Pretty theological so far, eh?

So we're postulating scenarios like, "What if the system goes into a tight loop... how will we be able to break in and try to fix it?" "What if one of the online systems grabs hold of the CPU... will other things back up behind it and timeout?" "What if MVS puts a stranglehold on the system... will we get missing interrupts in VM?" Our brows were furrowed with concern.

But then we realized that while our concerns were genuine and sounded legitimate, they were pretty much illusory. The system was designed to handle the kinds of things we were concerned about. Since I'm a VM expert, I said to myself, okay, how would VM handle this? (Which is a valid question since with LPAR mode we are essentially running VM.)

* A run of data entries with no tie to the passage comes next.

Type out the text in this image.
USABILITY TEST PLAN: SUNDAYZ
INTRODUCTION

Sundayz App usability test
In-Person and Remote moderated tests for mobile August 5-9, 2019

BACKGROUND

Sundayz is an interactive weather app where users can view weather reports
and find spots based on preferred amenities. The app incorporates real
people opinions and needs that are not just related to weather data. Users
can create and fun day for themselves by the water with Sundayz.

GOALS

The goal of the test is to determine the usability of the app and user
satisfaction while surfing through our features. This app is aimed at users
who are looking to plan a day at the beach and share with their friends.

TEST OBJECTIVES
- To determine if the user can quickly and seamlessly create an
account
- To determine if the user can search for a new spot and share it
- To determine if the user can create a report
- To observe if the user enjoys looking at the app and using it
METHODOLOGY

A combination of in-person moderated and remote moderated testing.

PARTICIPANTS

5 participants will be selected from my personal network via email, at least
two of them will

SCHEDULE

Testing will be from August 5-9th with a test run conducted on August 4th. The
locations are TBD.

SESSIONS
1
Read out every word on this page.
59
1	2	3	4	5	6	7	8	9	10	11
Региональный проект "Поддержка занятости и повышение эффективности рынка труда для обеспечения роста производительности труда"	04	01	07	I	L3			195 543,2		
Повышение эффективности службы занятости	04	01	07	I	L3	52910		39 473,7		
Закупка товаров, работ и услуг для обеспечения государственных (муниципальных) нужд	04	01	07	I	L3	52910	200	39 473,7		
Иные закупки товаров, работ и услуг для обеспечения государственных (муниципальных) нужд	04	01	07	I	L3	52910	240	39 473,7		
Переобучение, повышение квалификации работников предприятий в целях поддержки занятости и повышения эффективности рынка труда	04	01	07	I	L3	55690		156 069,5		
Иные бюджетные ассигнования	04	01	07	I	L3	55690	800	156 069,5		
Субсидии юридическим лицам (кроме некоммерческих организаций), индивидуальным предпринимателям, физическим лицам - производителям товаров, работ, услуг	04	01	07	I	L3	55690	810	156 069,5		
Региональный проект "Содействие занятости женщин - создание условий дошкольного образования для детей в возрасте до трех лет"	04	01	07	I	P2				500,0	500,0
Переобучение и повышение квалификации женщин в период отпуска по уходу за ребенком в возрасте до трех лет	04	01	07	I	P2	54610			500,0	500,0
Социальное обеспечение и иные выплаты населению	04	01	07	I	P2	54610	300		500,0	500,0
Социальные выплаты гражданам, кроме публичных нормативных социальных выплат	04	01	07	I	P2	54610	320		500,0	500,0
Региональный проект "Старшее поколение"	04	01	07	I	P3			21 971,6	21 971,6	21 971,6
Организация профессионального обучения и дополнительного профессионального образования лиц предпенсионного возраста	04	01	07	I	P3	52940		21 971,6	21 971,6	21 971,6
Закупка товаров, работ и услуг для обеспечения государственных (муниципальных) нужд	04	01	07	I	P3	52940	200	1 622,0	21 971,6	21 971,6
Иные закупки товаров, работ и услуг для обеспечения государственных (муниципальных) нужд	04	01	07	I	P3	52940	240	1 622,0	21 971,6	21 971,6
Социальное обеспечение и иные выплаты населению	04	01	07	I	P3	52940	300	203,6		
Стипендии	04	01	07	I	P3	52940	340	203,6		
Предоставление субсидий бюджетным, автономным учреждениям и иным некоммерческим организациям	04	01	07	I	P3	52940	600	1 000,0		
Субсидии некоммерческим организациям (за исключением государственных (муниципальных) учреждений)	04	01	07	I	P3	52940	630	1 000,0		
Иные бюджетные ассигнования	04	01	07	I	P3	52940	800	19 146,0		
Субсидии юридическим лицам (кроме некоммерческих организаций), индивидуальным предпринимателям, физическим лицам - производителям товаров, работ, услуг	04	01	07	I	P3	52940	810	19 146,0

Well in the first place, the system is interrupt driven. So if I/O or an external interrupt or a timer pop goes off, the system will handle the interruption and save the info regardless of what or who is running at the time. We have that whole preemptive multitasking thing going for us. And despite how in control of and possessive of the system I think that I am, there is a higher power that is actually running the system. I can do anything I want in my address space or virtual machine, but I do not have control of the system. When I do I/O or execute an SVC, I am requesting service from the system. My requests are almost always honored, but I do not have ultimate control. Even when the operating system allows me to run in supervisor mode, I am still vulnerable to outside influences.

When running VM, the dispatchable unit of work is a Virtual Machine. The Control Program does not usually get involved in the details of what you do in your little world. But when you interact with the rest of the universe, like doing I/O, the operating system makes sure that you can only blow up your own stuff. And if what you're doing too seriously impacts the system as a whole, the dispatcher makes adjustments to your priority and timeslice. I am supreme in my machine. I can run CMS, VSE, MVS, Linux, AIX, GCS, whatever I want. I can write my own operating system and run that. I can do nothing. When I'm running whatever I'm running, I need have no knowledge that I'm running in a virtual machine. I think I'm doing my own I/O to my own real devices. I think I'm in control of who does what to whom. I think the world ends at the boundaries of my virtual machine. I am mistaken.

This seems like a valid model for life. God dispatches my life and lets me run whatever I want in it. For the most part God does not interfere. The main interference involves honoring my requests for system services. There are frequent opportunities for God to intervene in my life whether I acknowledge it or not, and the requests are almost always honored. It is only when the system as a whole is impacted that restrictive interference is required. And if I get myself into trouble, there is opportunity for the system to provide extra aid to help me through my time of trouble. Priority is raised, timeslices are increased. I can receive the benefits of a benevolent system without even knowing that it's there. If you ask for it, your life can even be granted extra privileges, authority, and CPU share.


Technical addendum: In fact, our concerns were valid. As we now strain our mainframe we do in fact see instances where one rogue task does impact the response time of all users of the system. Part of the issue is that we have upgraded our I/O subsystem so that now the CPU is the limiting factor. Where previously tasks were able to "cut in" during I/O waits for DASD, that situation is now rare. When a CPU intensive task gets dispatched it is possible that response time suffers. While we can do many things to minimize this impact within a given LPAR (running OS/390), the problem manifests itself across LPARs. There is less tuning possible within the LPAR dispatching, so a low priority task in our production OS/390 LPAR can impact our production VM LPAR. We need more CPU.